De acometer cada tema con una intensidad fuera de lo común. De ponerse al borde del escenario y cigarro tras cigarro impartir su sermón de redención, con el respaldo de los inconmensurables Bad Seeds. Ahora nos encontramos a un hombre más vitalista, sonriente en ocasiones, que no duda en acometer con furia su Telecaster y hacer bromas con el público y ponerse camisetas de algodón.
El concierto comienza a modo de introducción con Night Of The Lotus Eaters de Dig, Lazarus, Dig , del que suenan casi todos los temas.
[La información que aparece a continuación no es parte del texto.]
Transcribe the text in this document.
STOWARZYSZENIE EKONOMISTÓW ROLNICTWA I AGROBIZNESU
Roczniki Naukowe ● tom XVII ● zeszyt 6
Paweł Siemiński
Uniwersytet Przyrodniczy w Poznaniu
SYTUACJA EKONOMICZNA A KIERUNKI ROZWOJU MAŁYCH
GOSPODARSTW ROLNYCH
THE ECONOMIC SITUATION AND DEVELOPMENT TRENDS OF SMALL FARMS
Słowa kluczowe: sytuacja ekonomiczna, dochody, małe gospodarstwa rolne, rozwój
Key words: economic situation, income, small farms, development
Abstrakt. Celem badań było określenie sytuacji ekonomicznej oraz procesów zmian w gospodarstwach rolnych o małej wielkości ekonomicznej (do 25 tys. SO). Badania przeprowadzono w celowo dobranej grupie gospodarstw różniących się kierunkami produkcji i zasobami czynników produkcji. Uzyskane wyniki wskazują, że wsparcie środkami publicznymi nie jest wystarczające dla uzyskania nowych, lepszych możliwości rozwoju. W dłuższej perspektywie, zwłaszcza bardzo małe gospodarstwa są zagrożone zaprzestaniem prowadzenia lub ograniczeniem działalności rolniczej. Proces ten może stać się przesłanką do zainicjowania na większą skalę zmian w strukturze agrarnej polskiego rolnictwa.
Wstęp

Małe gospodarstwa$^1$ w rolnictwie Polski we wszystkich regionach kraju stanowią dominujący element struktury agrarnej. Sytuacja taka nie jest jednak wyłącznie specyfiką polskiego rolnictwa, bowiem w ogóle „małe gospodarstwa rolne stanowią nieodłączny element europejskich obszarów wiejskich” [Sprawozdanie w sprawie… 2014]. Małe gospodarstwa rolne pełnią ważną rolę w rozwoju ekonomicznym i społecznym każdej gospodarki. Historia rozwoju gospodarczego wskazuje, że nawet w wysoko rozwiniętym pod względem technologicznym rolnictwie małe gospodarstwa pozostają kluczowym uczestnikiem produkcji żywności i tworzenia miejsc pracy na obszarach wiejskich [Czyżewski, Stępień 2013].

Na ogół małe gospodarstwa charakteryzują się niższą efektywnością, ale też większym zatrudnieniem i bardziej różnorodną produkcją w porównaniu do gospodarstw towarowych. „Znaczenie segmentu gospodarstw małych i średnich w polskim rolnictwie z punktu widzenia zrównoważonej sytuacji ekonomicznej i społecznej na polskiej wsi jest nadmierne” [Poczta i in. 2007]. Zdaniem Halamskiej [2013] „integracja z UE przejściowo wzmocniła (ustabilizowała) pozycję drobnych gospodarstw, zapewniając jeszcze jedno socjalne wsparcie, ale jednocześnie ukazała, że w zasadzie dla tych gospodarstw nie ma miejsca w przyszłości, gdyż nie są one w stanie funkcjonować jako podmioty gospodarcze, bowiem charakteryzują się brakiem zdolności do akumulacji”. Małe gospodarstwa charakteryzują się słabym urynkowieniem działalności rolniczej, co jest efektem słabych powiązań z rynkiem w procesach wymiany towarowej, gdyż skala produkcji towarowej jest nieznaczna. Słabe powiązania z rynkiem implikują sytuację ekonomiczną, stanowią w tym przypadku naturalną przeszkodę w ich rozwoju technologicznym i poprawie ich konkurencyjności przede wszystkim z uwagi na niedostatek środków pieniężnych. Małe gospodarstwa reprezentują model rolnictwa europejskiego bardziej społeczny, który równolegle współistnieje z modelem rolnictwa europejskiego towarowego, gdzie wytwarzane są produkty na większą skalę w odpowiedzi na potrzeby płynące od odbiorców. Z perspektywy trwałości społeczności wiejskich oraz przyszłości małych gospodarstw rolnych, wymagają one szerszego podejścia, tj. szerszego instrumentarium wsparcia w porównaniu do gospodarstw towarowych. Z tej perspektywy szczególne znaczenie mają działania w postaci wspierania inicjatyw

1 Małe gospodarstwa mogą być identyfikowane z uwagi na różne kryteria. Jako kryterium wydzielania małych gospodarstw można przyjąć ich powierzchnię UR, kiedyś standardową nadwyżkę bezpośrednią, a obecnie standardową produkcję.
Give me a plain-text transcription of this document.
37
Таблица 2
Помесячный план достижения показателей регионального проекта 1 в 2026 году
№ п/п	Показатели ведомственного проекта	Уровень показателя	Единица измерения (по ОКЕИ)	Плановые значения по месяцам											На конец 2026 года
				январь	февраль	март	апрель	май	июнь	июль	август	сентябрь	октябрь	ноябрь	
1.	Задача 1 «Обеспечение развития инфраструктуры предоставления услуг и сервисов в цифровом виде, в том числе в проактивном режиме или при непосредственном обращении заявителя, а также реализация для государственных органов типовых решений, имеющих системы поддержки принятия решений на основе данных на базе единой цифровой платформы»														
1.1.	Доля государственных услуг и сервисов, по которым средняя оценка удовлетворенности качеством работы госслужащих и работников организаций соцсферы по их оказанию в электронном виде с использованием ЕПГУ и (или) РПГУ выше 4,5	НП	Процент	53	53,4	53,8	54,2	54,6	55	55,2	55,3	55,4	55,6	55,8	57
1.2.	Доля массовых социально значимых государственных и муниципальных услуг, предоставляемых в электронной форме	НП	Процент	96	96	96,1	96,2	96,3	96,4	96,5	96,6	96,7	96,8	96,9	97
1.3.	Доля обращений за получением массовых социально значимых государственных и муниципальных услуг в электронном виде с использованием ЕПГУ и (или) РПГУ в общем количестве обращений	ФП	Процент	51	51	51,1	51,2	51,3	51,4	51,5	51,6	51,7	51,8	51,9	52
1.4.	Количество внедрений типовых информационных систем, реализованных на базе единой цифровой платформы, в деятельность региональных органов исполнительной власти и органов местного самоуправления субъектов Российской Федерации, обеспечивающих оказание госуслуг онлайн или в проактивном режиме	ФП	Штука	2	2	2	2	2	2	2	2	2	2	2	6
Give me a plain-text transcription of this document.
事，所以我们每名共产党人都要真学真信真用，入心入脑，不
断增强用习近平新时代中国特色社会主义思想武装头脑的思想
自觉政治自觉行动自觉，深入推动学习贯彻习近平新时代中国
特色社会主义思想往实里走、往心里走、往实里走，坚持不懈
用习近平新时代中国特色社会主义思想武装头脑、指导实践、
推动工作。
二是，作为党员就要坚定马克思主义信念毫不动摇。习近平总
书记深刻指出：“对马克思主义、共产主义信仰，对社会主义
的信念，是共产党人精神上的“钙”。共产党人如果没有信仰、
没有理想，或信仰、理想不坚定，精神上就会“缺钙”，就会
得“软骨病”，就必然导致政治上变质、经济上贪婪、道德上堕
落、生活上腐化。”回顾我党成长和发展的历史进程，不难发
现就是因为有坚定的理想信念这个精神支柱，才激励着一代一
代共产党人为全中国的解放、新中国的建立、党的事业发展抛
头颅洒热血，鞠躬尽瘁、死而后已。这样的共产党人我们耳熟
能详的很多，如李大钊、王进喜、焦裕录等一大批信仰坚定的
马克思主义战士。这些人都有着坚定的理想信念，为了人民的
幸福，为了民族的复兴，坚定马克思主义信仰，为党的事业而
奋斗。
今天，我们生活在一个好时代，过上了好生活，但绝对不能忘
Por lo demás, hay escaso sitio para momentos melódicos. Suenan algunos de los temas más contundentes de la extensa discografía,Red Right Hand, Your Funeral My Trial, Deanna, Get Ready for Love, Papa Won't Leave You Henry. Mención especial para Lie Down Here (&Be My Girl), mejor momento del show para quien escribe. Tenemos un poco de tregua con The Ship Song y la maravillosa Into My Arms, para finalizar con la tormenta sonora de Stagger Lee. Discutible y discutido repertorio como no podía ser de otra manera.

Sorprendentemente, Cave se muestra bromista en algunos comentarios, incluyendo un momento karaoke en Lyre of Orfeus, haciendo que el tema quedara despojado de cualquier tipo de emoción. Warren Ellis se erige como escudero de lujo, rascando con furia una colección de mandolinas eléctricas dejando de lado su habitual violín que toca de manera tan especial. Mick Harvey ya no es el jefazo que solía ser, quedando en un discreto segundo plano en cuanto a puesta en escena se refiere. Me da que Grinderman está muy presente.

En definitiva, un concierto sin el feeling adecuado. Ahí no había tíos con traje oscuro, no había mala leche, sentimiento, precisión. No había catarsis. Otra vez será.